Therapeutic targets for liver regeneration after acute severe injury: a preclinical overview
Published in Expert Opinion on Therapeutic Targets, 2020
Hidenobu Kojima, Kojiro Nakamura, Jerzy W. Kupiec-Weglinski
Various clinical and basic studies imply the relationships between liver age and liver tissue regeneration. Younger donor clinical cohort (<30 years) showed significantly higher liver regeneration rates in volume than the older donor group (>50 years) at 1 week after living donor partial liver transplantation (LDLT), although there was no difference in the liver regeneration rate between those groups at 1 month after LDLT [73,74]. Cumulative recipient survival rate was also significantly higher in the younger donor group (<20 years) compared with the older donor group (20 years or above) after LDLT, despite no difference in recipient age [75]. Donor age was an independent prognostic factor in LDLT. An experimental study in the mouse model showed an age-related loss of fenestration of LSECs together with thickening of the endothelium, basal lamina formation, and collagen deposition in the Space of Disse [76]. These age-related structural changes of LSECs and Space of Disse ultimately decrease sinusoidal perfusion.
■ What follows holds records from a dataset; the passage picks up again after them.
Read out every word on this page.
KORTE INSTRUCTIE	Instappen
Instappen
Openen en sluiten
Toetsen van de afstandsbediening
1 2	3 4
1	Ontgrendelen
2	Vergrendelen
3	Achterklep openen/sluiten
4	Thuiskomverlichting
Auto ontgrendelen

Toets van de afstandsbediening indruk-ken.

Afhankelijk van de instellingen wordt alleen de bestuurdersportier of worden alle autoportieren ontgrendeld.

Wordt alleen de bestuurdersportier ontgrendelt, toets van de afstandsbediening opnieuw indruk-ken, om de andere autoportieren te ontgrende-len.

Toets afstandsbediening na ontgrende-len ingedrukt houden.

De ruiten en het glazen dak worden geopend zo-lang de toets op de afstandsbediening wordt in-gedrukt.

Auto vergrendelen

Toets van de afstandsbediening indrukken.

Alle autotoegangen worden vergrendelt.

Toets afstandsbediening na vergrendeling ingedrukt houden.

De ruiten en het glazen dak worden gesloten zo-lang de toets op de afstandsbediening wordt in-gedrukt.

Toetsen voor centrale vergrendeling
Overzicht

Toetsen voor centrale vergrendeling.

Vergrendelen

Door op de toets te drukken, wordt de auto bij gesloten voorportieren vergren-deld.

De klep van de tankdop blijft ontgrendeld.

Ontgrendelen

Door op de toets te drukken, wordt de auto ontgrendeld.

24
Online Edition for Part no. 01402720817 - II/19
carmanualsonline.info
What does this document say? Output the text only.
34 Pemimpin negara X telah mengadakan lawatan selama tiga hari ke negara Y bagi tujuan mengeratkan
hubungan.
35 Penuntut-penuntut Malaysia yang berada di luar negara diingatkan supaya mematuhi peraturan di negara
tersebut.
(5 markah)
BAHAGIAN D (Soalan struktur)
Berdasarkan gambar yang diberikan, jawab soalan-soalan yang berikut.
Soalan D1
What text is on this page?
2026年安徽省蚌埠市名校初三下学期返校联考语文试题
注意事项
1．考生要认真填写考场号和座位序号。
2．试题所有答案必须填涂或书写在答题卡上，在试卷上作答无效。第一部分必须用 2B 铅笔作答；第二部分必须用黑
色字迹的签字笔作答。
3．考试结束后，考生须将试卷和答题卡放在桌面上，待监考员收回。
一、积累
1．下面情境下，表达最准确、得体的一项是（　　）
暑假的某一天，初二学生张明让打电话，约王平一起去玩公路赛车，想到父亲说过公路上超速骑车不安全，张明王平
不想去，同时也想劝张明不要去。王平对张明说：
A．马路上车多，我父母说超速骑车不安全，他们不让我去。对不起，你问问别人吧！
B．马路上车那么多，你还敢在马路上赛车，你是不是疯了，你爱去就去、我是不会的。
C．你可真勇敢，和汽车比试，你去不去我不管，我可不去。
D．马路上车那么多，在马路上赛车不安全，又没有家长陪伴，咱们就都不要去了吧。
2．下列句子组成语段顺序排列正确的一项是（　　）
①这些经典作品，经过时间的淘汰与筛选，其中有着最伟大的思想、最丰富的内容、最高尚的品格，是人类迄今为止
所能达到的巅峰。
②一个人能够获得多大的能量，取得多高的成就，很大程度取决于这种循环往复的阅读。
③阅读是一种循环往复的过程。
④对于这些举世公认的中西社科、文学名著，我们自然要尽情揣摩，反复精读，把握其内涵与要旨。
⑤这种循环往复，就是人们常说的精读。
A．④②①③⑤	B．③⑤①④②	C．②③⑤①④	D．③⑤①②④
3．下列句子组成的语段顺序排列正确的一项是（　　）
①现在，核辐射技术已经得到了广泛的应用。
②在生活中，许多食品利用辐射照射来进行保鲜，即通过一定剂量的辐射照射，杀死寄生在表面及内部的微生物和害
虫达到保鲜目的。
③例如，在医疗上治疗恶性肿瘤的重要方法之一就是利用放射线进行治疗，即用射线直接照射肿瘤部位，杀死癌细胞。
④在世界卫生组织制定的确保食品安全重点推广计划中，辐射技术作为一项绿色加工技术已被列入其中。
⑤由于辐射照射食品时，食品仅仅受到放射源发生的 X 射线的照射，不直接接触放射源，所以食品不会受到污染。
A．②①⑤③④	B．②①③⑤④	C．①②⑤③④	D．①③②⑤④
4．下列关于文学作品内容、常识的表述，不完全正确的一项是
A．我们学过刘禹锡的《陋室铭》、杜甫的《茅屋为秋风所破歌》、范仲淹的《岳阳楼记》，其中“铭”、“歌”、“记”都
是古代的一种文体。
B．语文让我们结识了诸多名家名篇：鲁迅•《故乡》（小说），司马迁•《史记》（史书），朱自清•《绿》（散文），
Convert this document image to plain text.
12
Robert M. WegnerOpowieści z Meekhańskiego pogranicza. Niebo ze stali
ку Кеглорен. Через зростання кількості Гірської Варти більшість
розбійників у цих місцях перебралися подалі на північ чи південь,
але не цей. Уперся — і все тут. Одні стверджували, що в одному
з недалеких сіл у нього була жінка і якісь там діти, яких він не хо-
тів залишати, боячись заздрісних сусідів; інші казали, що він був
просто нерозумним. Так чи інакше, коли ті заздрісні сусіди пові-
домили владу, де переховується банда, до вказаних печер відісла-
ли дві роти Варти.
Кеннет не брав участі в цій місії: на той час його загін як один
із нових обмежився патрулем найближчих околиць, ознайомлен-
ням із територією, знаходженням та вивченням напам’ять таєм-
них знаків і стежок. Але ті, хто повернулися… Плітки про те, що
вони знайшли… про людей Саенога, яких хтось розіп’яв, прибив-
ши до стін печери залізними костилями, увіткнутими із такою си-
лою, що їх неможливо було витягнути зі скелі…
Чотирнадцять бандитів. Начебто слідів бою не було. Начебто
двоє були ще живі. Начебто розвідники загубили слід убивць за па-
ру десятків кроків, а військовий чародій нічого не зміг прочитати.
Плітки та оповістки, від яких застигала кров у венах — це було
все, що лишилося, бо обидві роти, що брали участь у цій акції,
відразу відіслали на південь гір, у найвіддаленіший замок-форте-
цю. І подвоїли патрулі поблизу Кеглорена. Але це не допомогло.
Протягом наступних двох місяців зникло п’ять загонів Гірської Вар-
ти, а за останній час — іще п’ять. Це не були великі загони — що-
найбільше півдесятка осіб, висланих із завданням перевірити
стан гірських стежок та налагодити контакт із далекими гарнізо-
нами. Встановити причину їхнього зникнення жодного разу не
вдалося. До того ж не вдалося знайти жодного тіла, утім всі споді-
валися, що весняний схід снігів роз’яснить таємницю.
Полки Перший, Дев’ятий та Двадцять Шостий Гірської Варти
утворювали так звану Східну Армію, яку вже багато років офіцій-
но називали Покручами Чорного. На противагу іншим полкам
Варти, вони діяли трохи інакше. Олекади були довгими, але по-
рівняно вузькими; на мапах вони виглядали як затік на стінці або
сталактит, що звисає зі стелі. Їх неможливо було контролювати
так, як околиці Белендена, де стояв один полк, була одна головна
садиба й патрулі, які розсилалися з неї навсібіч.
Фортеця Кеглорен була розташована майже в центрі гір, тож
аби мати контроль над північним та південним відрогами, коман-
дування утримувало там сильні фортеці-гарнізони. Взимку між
The impairment of regeneration in the aged liver is due, in part, to such a dysfunction of LSEC in addition to the reduction of sinusoidal blood flow. In addition, aged liver is associated with decreased intrahepatic energy source, ATP levels, caused by mitochondrial dysfunction [77]. In a recent study, mitochondrial dysfunction-associated senescence was reported [78]. Autophagy increases in accordance with the accumulation of damaged mitochondria and leads to cell death [79]. These mechanisms might be also partially related to impaired regeneration in aged livers.